What do you hope to do after graduation and how has UMaine helped you reach those goals?
As an elementary education major, I’ll be certified to teach K–8. I’m hoping to teach mathematics at the middle school level. Down the road, I want to go back to school and get my master’s in educational counseling and become a guidance counselor.
Have you done any internships related to your major, and how have your UMaine classes helped prepare you for those experiences?

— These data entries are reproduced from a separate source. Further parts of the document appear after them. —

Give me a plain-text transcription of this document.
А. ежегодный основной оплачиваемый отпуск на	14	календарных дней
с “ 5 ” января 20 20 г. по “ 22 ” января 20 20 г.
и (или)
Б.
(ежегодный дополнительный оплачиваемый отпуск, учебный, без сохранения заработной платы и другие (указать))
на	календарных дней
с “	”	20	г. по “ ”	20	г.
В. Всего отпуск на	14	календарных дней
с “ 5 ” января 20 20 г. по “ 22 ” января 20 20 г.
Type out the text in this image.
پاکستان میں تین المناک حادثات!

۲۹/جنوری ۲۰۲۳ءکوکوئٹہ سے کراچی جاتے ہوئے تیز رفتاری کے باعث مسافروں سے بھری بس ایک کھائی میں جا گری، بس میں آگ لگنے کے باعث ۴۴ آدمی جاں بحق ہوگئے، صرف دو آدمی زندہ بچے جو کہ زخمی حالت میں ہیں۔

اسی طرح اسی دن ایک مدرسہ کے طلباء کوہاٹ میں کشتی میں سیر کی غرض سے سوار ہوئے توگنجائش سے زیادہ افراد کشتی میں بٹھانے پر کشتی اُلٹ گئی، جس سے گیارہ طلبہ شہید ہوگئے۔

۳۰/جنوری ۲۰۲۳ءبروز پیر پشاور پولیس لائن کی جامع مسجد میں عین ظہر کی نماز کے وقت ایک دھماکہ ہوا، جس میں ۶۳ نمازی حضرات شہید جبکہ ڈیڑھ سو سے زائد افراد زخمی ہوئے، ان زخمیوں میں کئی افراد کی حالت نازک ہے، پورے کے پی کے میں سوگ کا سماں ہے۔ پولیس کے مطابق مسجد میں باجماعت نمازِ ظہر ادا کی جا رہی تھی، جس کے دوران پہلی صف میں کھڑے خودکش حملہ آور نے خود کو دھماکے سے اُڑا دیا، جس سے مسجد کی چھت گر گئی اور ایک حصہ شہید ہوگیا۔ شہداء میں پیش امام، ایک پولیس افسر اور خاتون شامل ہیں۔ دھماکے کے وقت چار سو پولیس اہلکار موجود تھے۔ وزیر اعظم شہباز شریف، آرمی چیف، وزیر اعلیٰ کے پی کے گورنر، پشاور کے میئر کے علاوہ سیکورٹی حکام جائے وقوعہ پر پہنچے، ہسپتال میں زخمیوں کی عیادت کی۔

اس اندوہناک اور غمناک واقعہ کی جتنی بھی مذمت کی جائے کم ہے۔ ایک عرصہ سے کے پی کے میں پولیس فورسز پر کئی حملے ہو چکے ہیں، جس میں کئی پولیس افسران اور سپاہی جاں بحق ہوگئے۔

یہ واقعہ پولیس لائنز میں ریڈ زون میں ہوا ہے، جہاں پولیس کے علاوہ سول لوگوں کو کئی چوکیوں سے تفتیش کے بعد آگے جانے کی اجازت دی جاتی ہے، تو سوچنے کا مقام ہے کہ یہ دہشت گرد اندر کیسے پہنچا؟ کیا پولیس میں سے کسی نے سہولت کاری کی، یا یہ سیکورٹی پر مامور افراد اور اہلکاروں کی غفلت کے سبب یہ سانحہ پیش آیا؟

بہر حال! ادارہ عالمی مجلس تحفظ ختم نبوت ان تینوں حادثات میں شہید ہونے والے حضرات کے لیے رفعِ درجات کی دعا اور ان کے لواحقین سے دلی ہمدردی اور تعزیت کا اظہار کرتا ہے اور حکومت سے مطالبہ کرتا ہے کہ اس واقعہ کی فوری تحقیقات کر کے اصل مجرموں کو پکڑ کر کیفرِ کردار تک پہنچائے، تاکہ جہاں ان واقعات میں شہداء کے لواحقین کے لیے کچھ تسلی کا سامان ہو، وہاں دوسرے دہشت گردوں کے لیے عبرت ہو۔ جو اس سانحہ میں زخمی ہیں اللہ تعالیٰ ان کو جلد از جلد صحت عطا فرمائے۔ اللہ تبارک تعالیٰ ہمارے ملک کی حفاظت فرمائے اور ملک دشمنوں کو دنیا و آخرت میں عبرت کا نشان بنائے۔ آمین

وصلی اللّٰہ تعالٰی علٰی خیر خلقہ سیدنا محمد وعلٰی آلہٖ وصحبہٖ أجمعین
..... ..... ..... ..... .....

Last fall, I interned in the academic counseling office at Maine Central Institute in Pittsfield. I’d been saying I wanted to be a guidance counselor for a while, and I had the opportunity to work in that office with Emily Wagner and it was fantastic. Even though MCI is a high school, and I eventually want to work in a middle school setting, it really solidified that this is what I want to do, that this is my dream job.
I’d taken a class early for my major where we used the TeachLivE simulator. Just having that opportunity to practice interactions with students in a way that’s safe, and you’re not going to embarrass yourself, or say something totally off-base, it made me feel so much more confident going into a school and working with kids.
What’s the most interesting, engaging or helpful class you’ve taken at UMaine?
EHD 100, the 1-credit introduction seminar to the College of Education and Human Development. Just in terms of being helpful, that was awesome, learning how to sign up for classes, how to get around campus. I really loved that there was a community service aspect to that class as well. It just felt like such a nice little introduction to UMaine and how to be successful here.
Have you gained any hands-on or real-world experience through your coursework?
My first semester I was in the infant-toddler room, which was really awesome, but it did teach me that I don’t want to work with infants and toddlers. I said, “Elementary education is for me, not early childhood.” For teacher candidacy, I did my 30-hour placement at a school in Rollinsford, New Hampshire with fifth and sixth graders. Then in ERL 319, my language arts methods class, I was in a kindergarten class. Right now, I’m in EHD 400, teaching seventh and eighth grade science. Next semester I do my student teaching.
What difference has UMaine made in your life?
UMaine has really instilled in me a sense of connectedness and pride in my state. There’s not a day I walk across this campus without someone saying hi to me or asking how I’m doing. And it’s really instilled in me a great sense of community and the importance of having those personal connections.